Anne Cairns is the Patient Partner Co-Applicant on the D-MAPP programme. Anne has been a valuable contributor and brings her personal insight into living with and managing a Distal Upper Limb Musculoskeletal condition to the team.  Before becoming a Co-App for D-MAPP, Anne used her lived experience to participate in Co-Design workshops which helped to shape the D-MAPP intervention. 

 

Research question

Is it possible to develop a robust evidence-based, digitally delivered care package to address the deficiencies in treatment and healthcare support for people with distal upper limb (DUL) musculoskeletal disorders (MSDs) in order to optimise recovery; improve long-term functional use and reduce pain?

Background

DUL-MSDs are highly prevalent and commonly include: hand, wrist and thumb osteoarthritis (OA), carpal tunnel syndrome, tendinitis and epicondylitis. DUL-MSDs cause distressing levels of pain, swelling, loss of function and disability. The effects of living with a DUL-MSD are considerable in terms of personal, social and economic consequences.

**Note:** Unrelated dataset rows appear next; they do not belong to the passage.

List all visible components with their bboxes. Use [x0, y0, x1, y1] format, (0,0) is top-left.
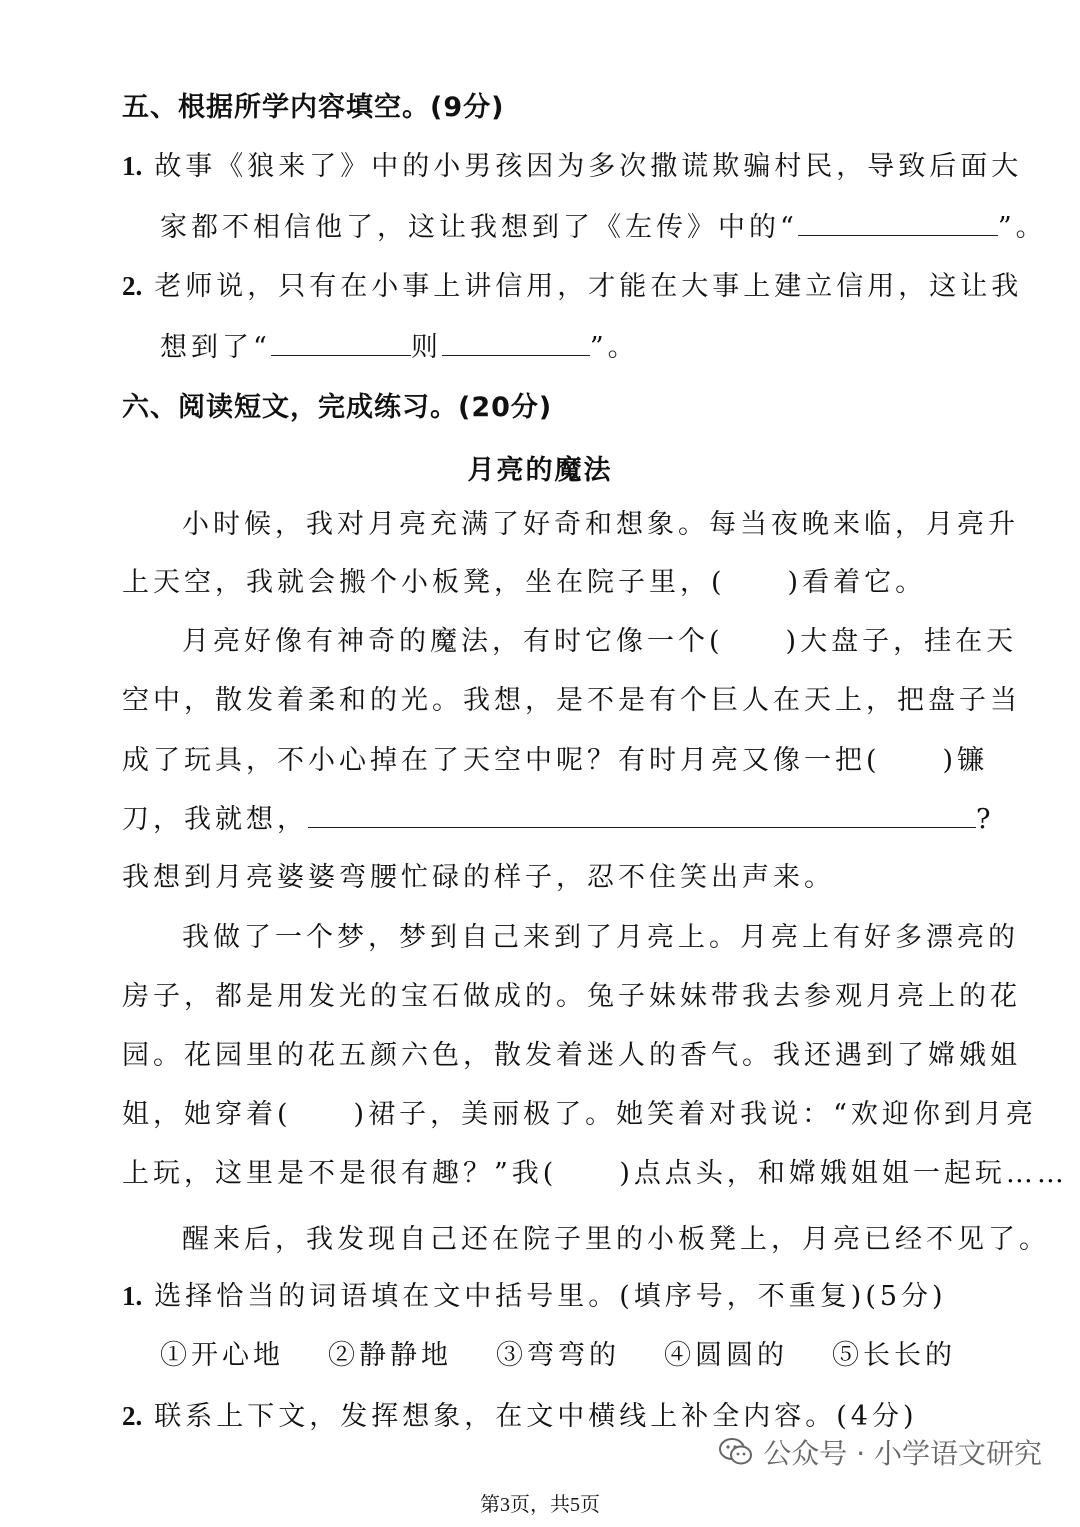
s6-q2-number: 2.: [122, 1401, 143, 1431]
s5-q2-text: 老师说，只有在小事上讲信用，才能在大事上建立信用，这让我: [154, 271, 1023, 302]
p2-line5: 我想到月亮婆婆弯腰忙碌的样子，忍不住笑出声来。: [122, 862, 835, 893]
p3-line4: 姐，她穿着( )裙子，美丽极了。她笑着对我说：“欢迎你到月亮: [122, 1099, 1037, 1130]
s5-q1-line2-after: ”。: [997, 212, 1047, 243]
s5-q2-answer-blank-2[interactable]: [442, 329, 590, 356]
s5-q2-line2-after: ”。: [589, 332, 639, 363]
s6-q1-text: 选择恰当的词语填在文中括号里。(填序号，不重复)(5分): [154, 1281, 947, 1312]
s5-q1-answer-blank[interactable]: [798, 209, 998, 236]
s5-q1-line2-before: 家都不相信他了，这让我想到了《左传》中的“: [160, 212, 798, 243]
p4-line1: 醒来后，我发现自己还在院子里的小板凳上，月亮已经不见了。: [182, 1224, 1050, 1255]
s5-q2-line2-mid: 则: [410, 332, 442, 363]
watermark: [719, 1432, 1042, 1472]
option-1: ①开心地: [160, 1340, 284, 1371]
word-options: [160, 1336, 958, 1376]
section5-heading: 五、根据所学内容填空。(9分): [122, 92, 505, 123]
p2-line3: 成了玩具，不小心掉在了天空中呢？有时月亮又像一把( )镰: [122, 745, 989, 776]
option-3: ③弯弯的: [496, 1340, 620, 1371]
s6-q2-text: 联系上下文，发挥想象，在文中横线上补全内容。(4分): [154, 1401, 918, 1432]
wechat-icon: [719, 1438, 753, 1466]
p2-answer-blank[interactable]: [308, 801, 976, 828]
option-4: ④圆圆的: [664, 1340, 788, 1371]
p2-line4-before: 刀，我就想，: [122, 804, 308, 835]
s5-q2-line2-before: 想到了“: [160, 332, 271, 363]
section6-heading: 六、阅读短文，完成练习。(20分): [122, 392, 553, 423]
p2-line4-after: ?: [976, 804, 995, 835]
p2-line1: 月亮好像有神奇的魔法，有时它像一个( )大盘子，挂在天: [182, 626, 1018, 657]
p3-line3: 园。花园里的花五颜六色，散发着迷人的香气。我还遇到了嫦娥姐: [122, 1040, 1021, 1071]
watermark-text: 公众号 · 小学语文研究: [763, 1437, 1042, 1470]
s5-q1-line2: [160, 208, 1047, 248]
s5-q2-number: 2.: [122, 271, 143, 301]
s6-q1-line: [122, 1276, 958, 1317]
s5-q1-line1: [122, 146, 1023, 187]
p2-line4: [122, 800, 995, 840]
p1-line1: 小时候，我对月亮充满了好奇和想象。每当夜晚来临，月亮升: [182, 509, 1019, 540]
page-footer: 第3页，共5页: [480, 1494, 600, 1516]
s5-q1-text: 故事《狼来了》中的小男孩因为多次撒谎欺骗村民，导致后面大: [154, 151, 1023, 182]
p3-line2: 房子，都是用发光的宝石做成的。兔子妹妹带我去参观月亮上的花: [122, 981, 1021, 1012]
option-2: ②静静地: [328, 1340, 452, 1371]
p1-line2: 上天空，我就会搬个小板凳，坐在院子里，( )看着它。: [122, 567, 927, 598]
s5-q2-answer-blank-1[interactable]: [271, 329, 411, 356]
passage-title: 月亮的魔法: [467, 455, 613, 486]
s5-q1-number: 1.: [122, 151, 143, 181]
p3-line5: 上玩，这里是不是很有趣？”我( )点点头，和嫦娥姐姐一起玩……: [122, 1158, 1068, 1189]
s6-q1-number: 1.: [122, 1281, 143, 1311]
p2-line2: 空中，散发着柔和的光。我想，是不是有个巨人在天上，把盘子当: [122, 685, 1021, 716]
option-5: ⑤长长的: [832, 1340, 956, 1371]
s5-q2-line1: [122, 266, 1023, 307]
s5-q2-line2: [160, 328, 958, 368]
p3-line1: 我做了一个梦，梦到自己来到了月亮上。月亮上有好多漂亮的: [182, 922, 1019, 953]
s6-q2-line: [122, 1396, 958, 1437]
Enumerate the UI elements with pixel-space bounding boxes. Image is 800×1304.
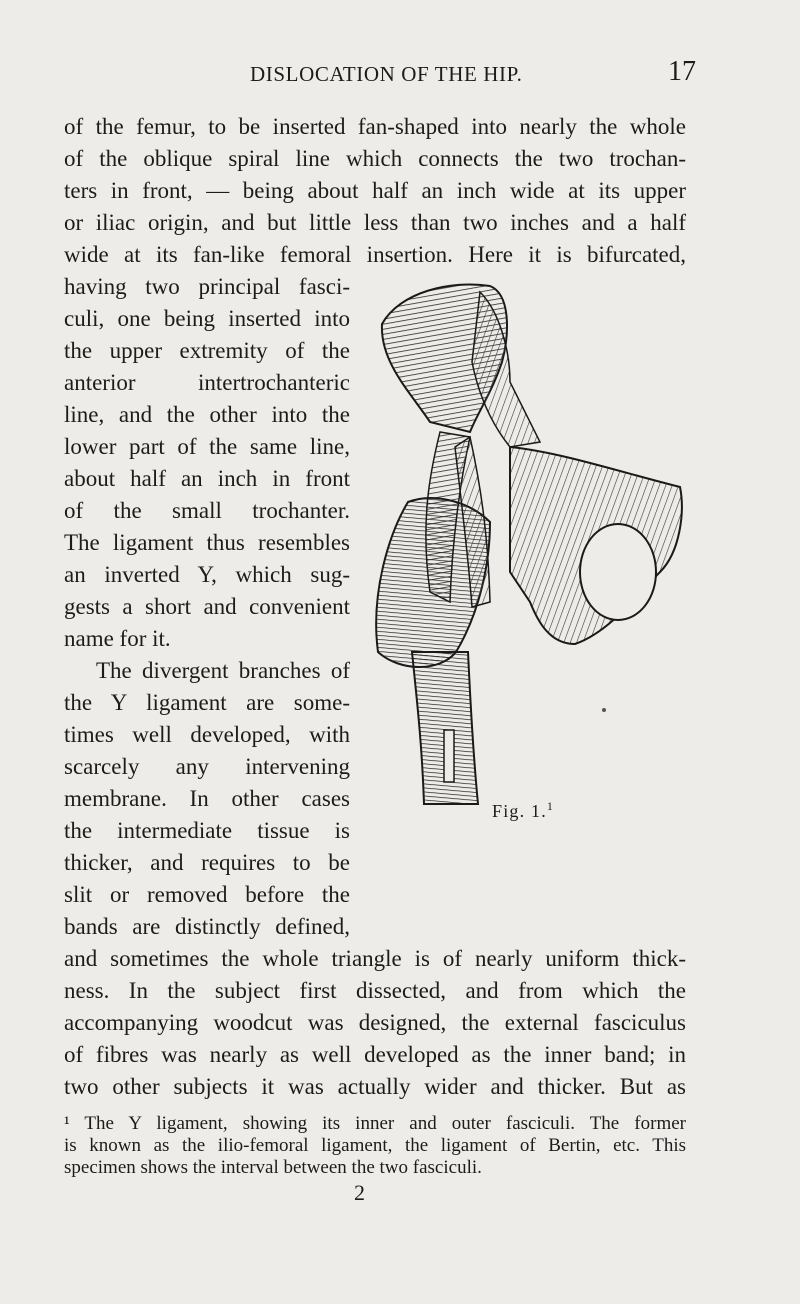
- body-line: The divergent branches of: [96, 658, 350, 683]
- figure-caption: [492, 799, 554, 822]
- body-line: having two principal fasci-: [64, 274, 350, 299]
- body-line: ters in front, — being about half an inch wide at its upper: [64, 178, 686, 203]
- body-line: thicker, and requires to be: [64, 850, 350, 875]
- body-line: the upper extremity of the: [64, 338, 350, 363]
- body-line: line, and the other into the: [64, 402, 350, 427]
- body-line: the intermediate tissue is: [64, 818, 350, 843]
- body-line: gests a short and convenient: [64, 594, 350, 619]
- body-line: the Y ligament are some-: [64, 690, 350, 715]
- body-line: slit or removed before the: [64, 882, 350, 907]
- signature-mark: 2: [354, 1180, 365, 1205]
- body-line: of the small trochanter.: [64, 498, 350, 523]
- footnote-marker: 1: [546, 799, 555, 813]
- page-number: 17: [668, 56, 696, 87]
- body-line: about half an inch in front: [64, 466, 350, 491]
- running-head-title: DISLOCATION OF THE HIP.: [250, 62, 523, 86]
- body-line: bands are distinctly defined,: [64, 914, 350, 939]
- body-line: name for it.: [64, 626, 171, 651]
- body-line: wide at its fan-like femoral insertion. Here it is bifurcated,: [64, 242, 686, 267]
- body-line: two other subjects it was actually wider and thicker. But as: [64, 1074, 686, 1099]
- body-line: anterior intertrochanteric: [64, 370, 350, 395]
- body-line: times well developed, with: [64, 722, 350, 747]
- hip-bone-illustration: [360, 272, 700, 812]
- body-line: accompanying woodcut was designed, the external fasciculus: [64, 1010, 686, 1035]
- body-line: and sometimes the whole triangle is of nearly uniform thick-: [64, 946, 686, 971]
- footnote-line: ¹ The Y ligament, showing its inner and outer fasciculi. The former: [64, 1113, 686, 1134]
- hip-ligament-woodcut: [360, 272, 700, 812]
- body-line: ness. In the subject first dissected, and from which the: [64, 978, 686, 1003]
- body-line: of fibres was nearly as well developed as the inner band; in: [64, 1042, 686, 1067]
- footnote-line: is known as the ilio-femoral ligament, the ligament of Bertin, etc. This: [64, 1135, 686, 1156]
- body-line: lower part of the same line,: [64, 434, 350, 459]
- figure-caption-text: Fig. 1.: [492, 801, 547, 821]
- body-line: an inverted Y, which sug-: [64, 562, 350, 587]
- body-line: of the femur, to be inserted fan-shaped into nearly the whole: [64, 114, 686, 139]
- body-line: The ligament thus resembles: [64, 530, 350, 555]
- body-line: culi, one being inserted into: [64, 306, 350, 331]
- running-header: [0, 58, 800, 92]
- body-line: or iliac origin, and but little less than two inches and a half: [64, 210, 686, 235]
- body-line: membrane. In other cases: [64, 786, 350, 811]
- body-line: of the oblique spiral line which connects the two trochan-: [64, 146, 686, 171]
- footnote-line: specimen shows the interval between the two fasciculi.: [64, 1157, 482, 1178]
- body-line: scarcely any intervening: [64, 754, 350, 779]
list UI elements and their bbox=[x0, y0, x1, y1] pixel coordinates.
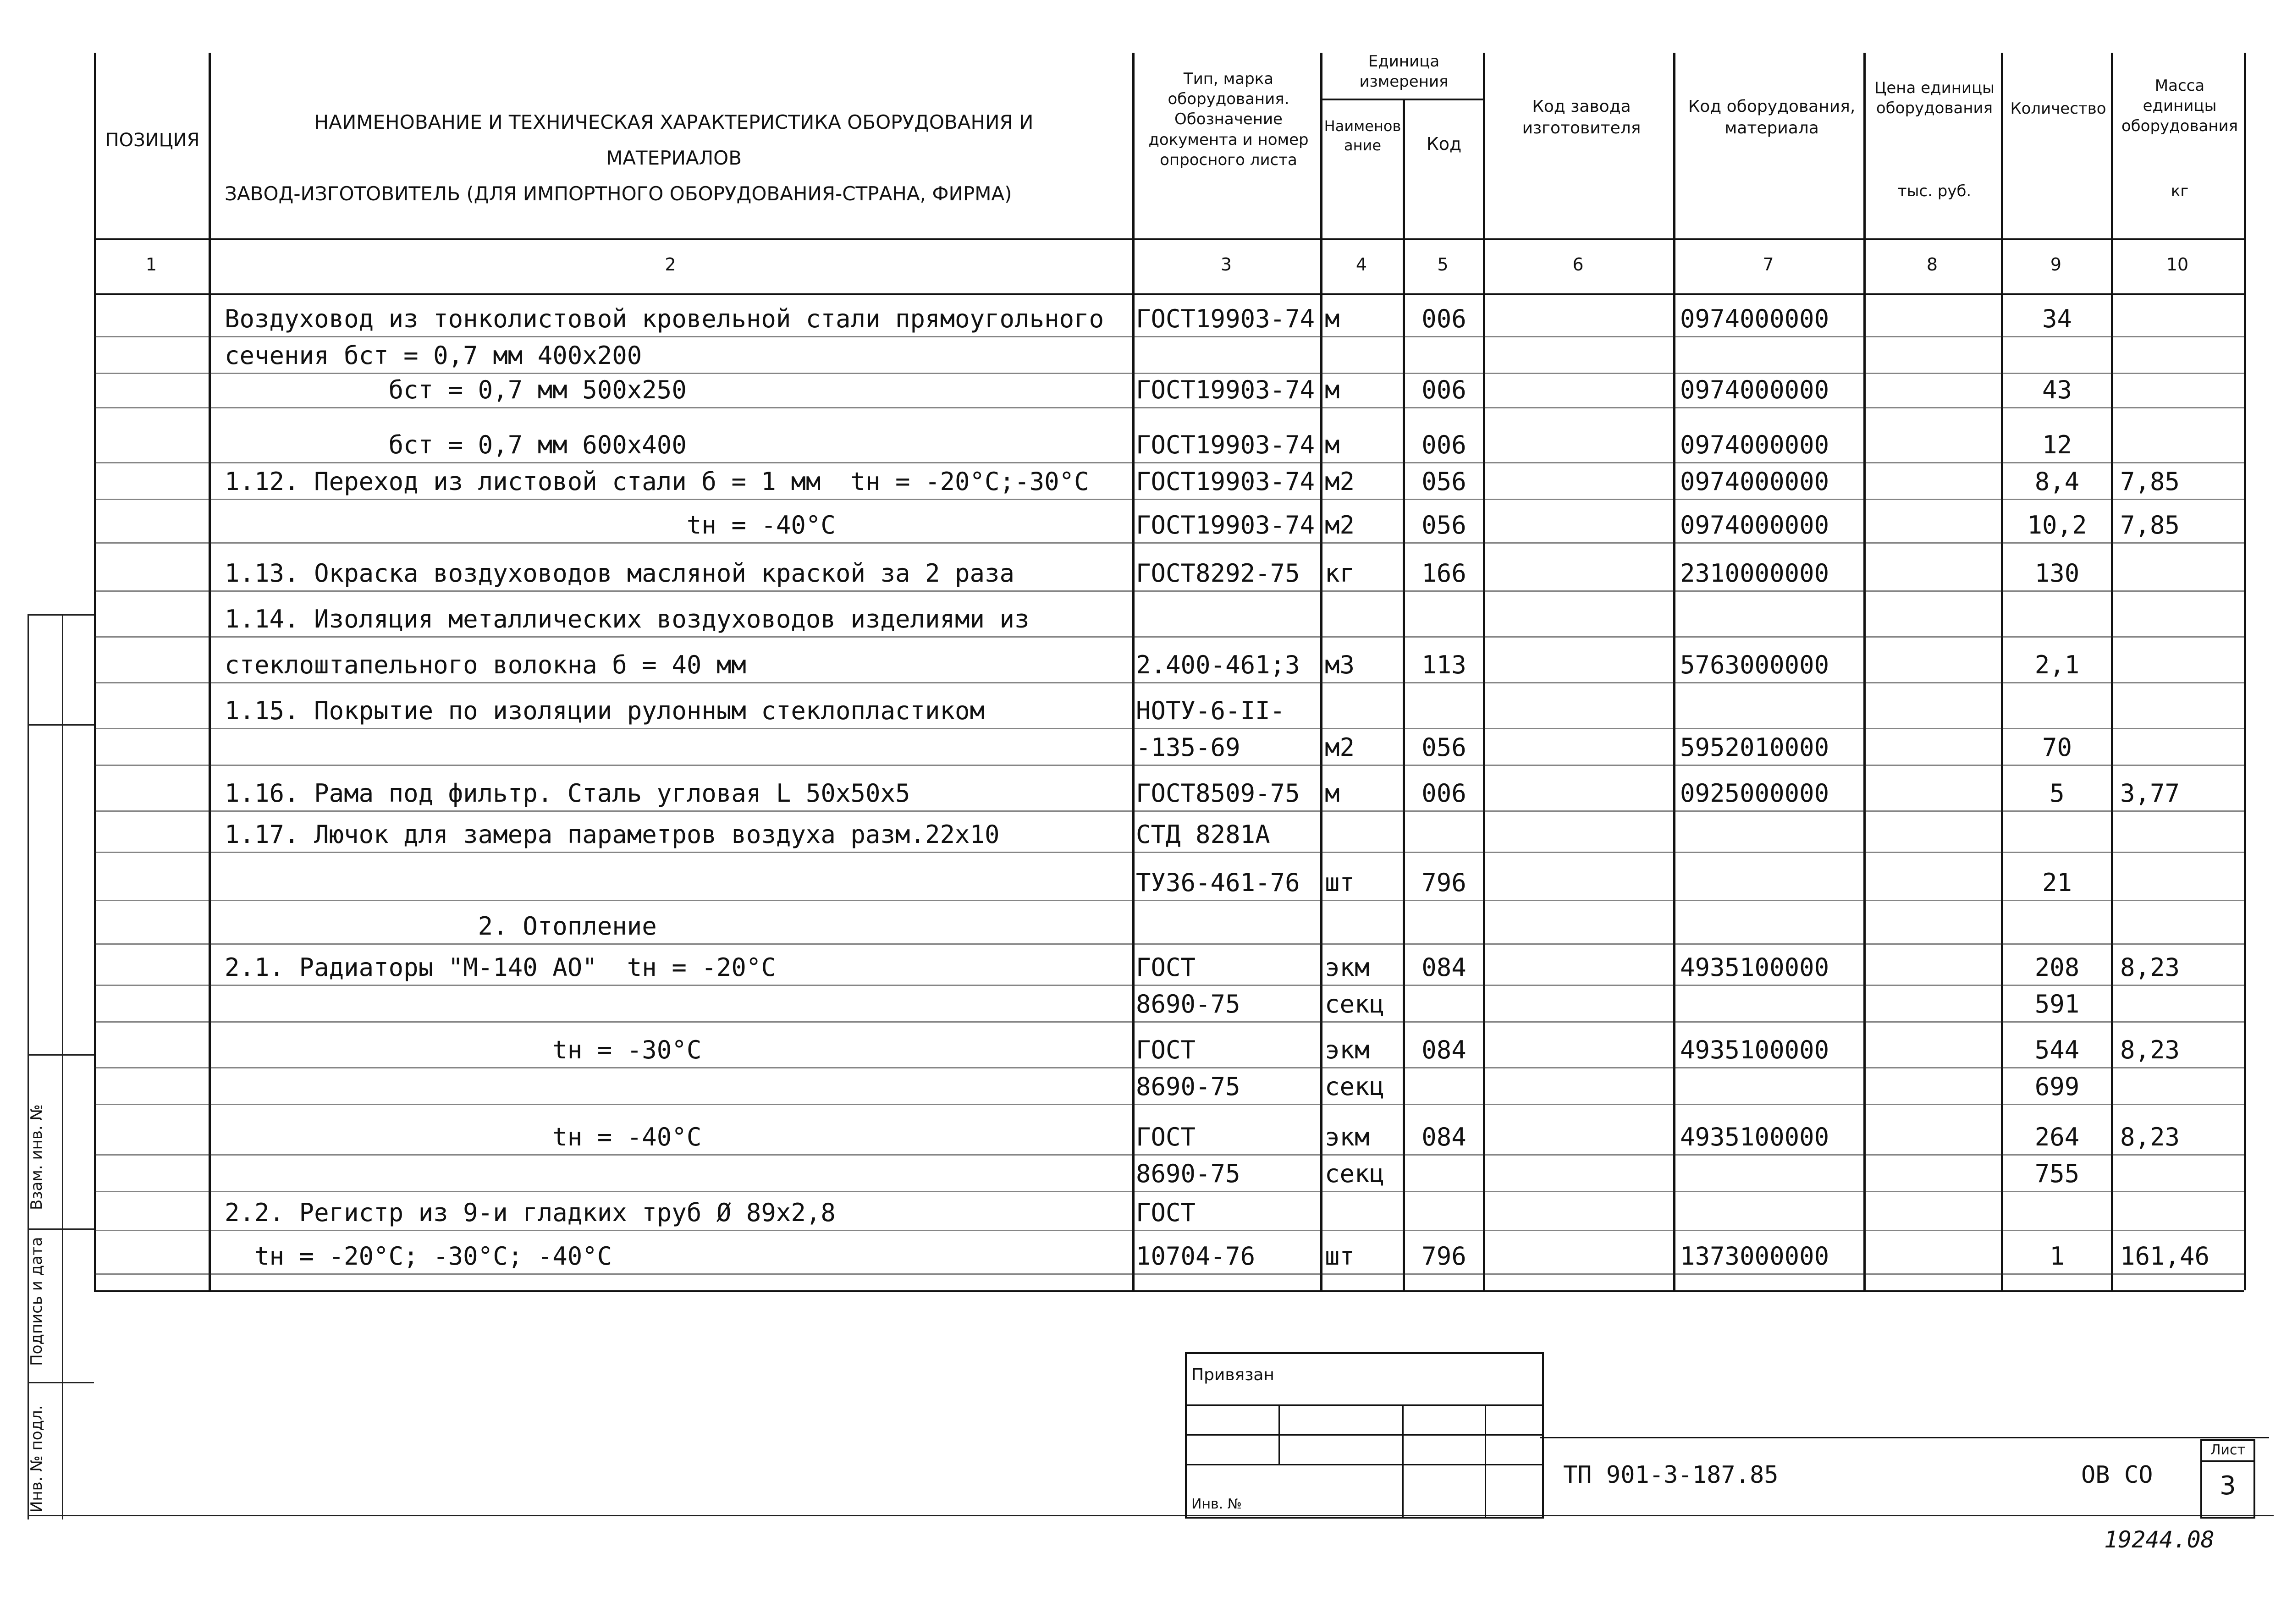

Primary care consultations for upper limb disorders are high: a UK population survey reported 15% had consulted a GP within the previous year with upper limb pain. There are difficulties in the treatment and management of DUL-MSDs and a lack of national guidelines. Current challenges in our NHS including increasing costs, overburdened musculoskeletal (MSK) services and an unwarranted variation in service provision, all call for innovative ways of delivering rehabilitation. Supporting self-management and personalising treatments, including the use of digital technology are NHS priority areas.



Aim

The overall aim of this research programme is to co-develop and evaluate a digital rehabilitation programme - Digital-My Arm Pain Programme (D-MAPP) to be prescribed by health professionals for improving DUL-MSDs.

Objectives

  • To develop consensus between patients and key clinician stakeholders on the required components of DMAPP;
  • To explore potential barriers and facilitators to patient engagement;
  • To iteratively co-design and refine D-MAPP with patients and clinical stakeholders, identifying key intervention attributes and specifications for optimising use;
  • To identify the causal mechanisms underpinning D-MAPP, and develop a logic model of the intervention;
  • To explore with patients and key clinical stakeholders the content and usability of D-MAPP and any barriers to usability, adoption and adherence;
  • To examine the clinical and cost-effectiveness of D-MAPP to determine if it will provide clinical and cost-effective improvements in DUL regional pain and physical function and facilitate workability compared to usual care;
  • To explore experience, perceptions, usability and adherence of the D-MAPP by people with DUL-MSDs;
  • To assess the challenges of intervention implementation of D-MAPP with patients and key clinical stakeholders in primary and community care.

Impact

We will produce a novel digital intervention (D-MAPP) for people with DUL-MSDs which has the potential to reduce pain control, improve physical function and, if relevant, enhance work participation. The D-MAPP will also reduce burden on over-stretched GPs and musculoskeletal services and likely post-COVID changed working practices.

We will ensure that the D-MAPP is widely disseminated to GPs, other health professionals, charity based organisations and patient groups, including through social media, publications and conference presentations.